4. IoT devices: Serverless architecture is also the backbone for real-time data processing to analyze data from sensors, wearable devices, etc, ruling out the constant requirement of dedicated servers for notification.
5. RESTful APIs: RESTful APIs for mobile and web applications also require serverless architecture to process HTTP requests. Serverless makes scaling easier here, adjusting process capacity to suit varying demands without provisioning issues.
6. Microservices: Microservices architecture is when a complex monolithic application is split into tiny parts, each part acting independently as a microservice. Each microservice can be serverless, reducing infrastructure complexity and allowing individual scaling.
7. Real-time dashboards: Ever wondered how live dashboards update business metrics in real-time? Serverless can help real-time dashboards fetch and process updates in data and reflect the changes in dashboards without dedicated resources.
There are many other serverless applications too, like automatic disaster backups, rapid prototyping, event-driven workflows, etc.
When to use serverless
Your company can use serverless architecture under the following scenarios.
When you have event-driven workflows, finishing an event will trigger a notification.
When you want to reduce cloud bills, optimize cloud resources usage, especially for applications with low or intermittent activities.
When your applications have unpredictable traffic, demanding over-provisioning and under-provisioning of servers.
When you have to build and test products quickly without investments.
When your development team could only focus on coding and application development.
When there is real-time data processing involved, collecting and analyzing IoT device data to make decisions, etc.
That being said, traditional architecture will be more suited if your company has continuously running processes, has monolithic architecture, requires more control over server configurations, or has microservices interdependent on each other.
Popular serverless platforms
Commonly used tools to set up serverless infrastructure:
1. AWS Lambda: A FaaS tool from AWS to set up serverless architecture and could be integrated with other AWS tools.
2. Azure Functions is the serverless platform from Microsoft for event-based triggers.
3. Google Cloud Functions is FaaS from Google for event-driven scenarios.
4. AWS Amplify and Firebase are BaaS applications to build web and mobile apps without managing infrastructure.
Benefits & limitations of Serverless
Cost effective: You only need to pay for compute that you’ve used during executing a function.

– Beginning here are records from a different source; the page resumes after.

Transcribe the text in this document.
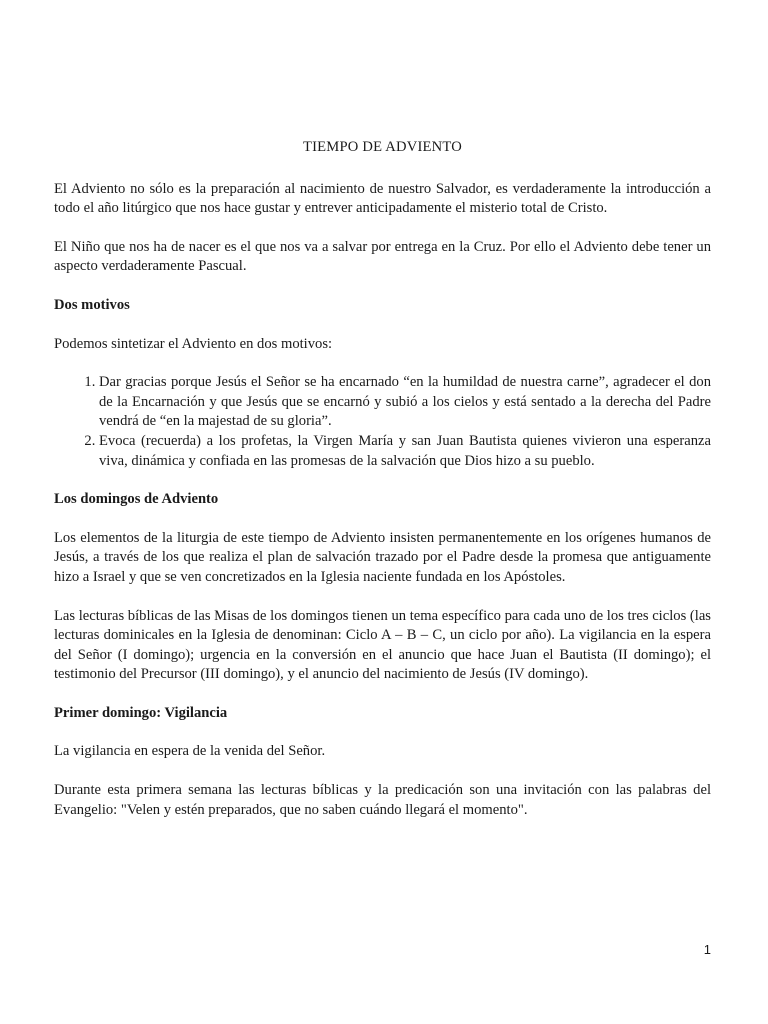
TIEMPO DE ADVIENTO

El Adviento no sólo es la preparación al nacimiento de nuestro Salvador, es verdaderamente la introducción a todo el año litúrgico que nos hace gustar y entrever anticipadamente el misterio total de Cristo.

El Niño que nos ha de nacer es el que nos va a salvar por entrega en la Cruz. Por ello el Adviento debe tener un aspecto verdaderamente Pascual.

Dos motivos

Podemos sintetizar el Adviento en dos motivos:

1. Dar gracias porque Jesús el Señor se ha encarnado “en la humildad de nuestra carne”, agradecer el don de la Encarnación y que Jesús que se encarnó y subió a los cielos y está sentado a la derecha del Padre vendrá de “en la majestad de su gloria”.
2. Evoca (recuerda) a los profetas, la Virgen María y san Juan Bautista quienes vivieron una esperanza viva, dinámica y confiada en las promesas de la salvación que Dios hizo a su pueblo.
Los domingos de Adviento

Los elementos de la liturgia de este tiempo de Adviento insisten permanentemente en los orígenes humanos de Jesús, a través de los que realiza el plan de salvación trazado por el Padre desde la promesa que antiguamente hizo a Israel y que se ven concretizados en la Iglesia naciente fundada en los Apóstoles.

Las lecturas bíblicas de las Misas de los domingos tienen un tema específico para cada uno de los tres ciclos (las lecturas dominicales en la Iglesia de denominan: Ciclo A – B – C, un ciclo por año). La vigilancia en la espera del Señor (I domingo); urgencia en la conversión en el anuncio que hace Juan el Bautista (II domingo); el testimonio del Precursor (III domingo), y el anuncio del nacimiento de Jesús (IV domingo).

Primer domingo: Vigilancia

La vigilancia en espera de la venida del Señor.

Durante esta primera semana las lecturas bíblicas y la predicación son una invitación con las palabras del Evangelio: "Velen y estén preparados, que no saben cuándo llegará el momento".

1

Scaling when required: When there is an increase in traffic, could easily scale compute without manually allocating resources.
No provisioning tasks: Developers don’t have to allocate or deallocate servers based on needs.
More focus on development: As infrastructure management and backend services are off their platform, developers can work fast and deploy earlier than planned.
But there are certain limitations with serverless, too.
Cold start latency: There can be time delays in running serverless functions that are not active in those moments. However, there are warming strategies to improve the response time. For instance, choosing the programming language can decide cold start times. Languages like Node.js, Go, Python, etc. have better response time while invoking a function than C, C++.
Vendor lock-in: Since you rely on the cloud provider’s ecosystem for serverless, vendor lock-in can occur, causing migration challenges.
Serverless becoming the future?
Serverless architecture is becoming a more common preference in the world of cloud computing, as companies preferences and development cycles have changed. Another good thing about serverless is that it can also co-exist with traditional and container architectures, helping you to get the best of all models suitable for your workload requirements.
With the evolution of serverless, you could find more advanced platforms that seamlessly integrate with your current architecture from AI to edge computing.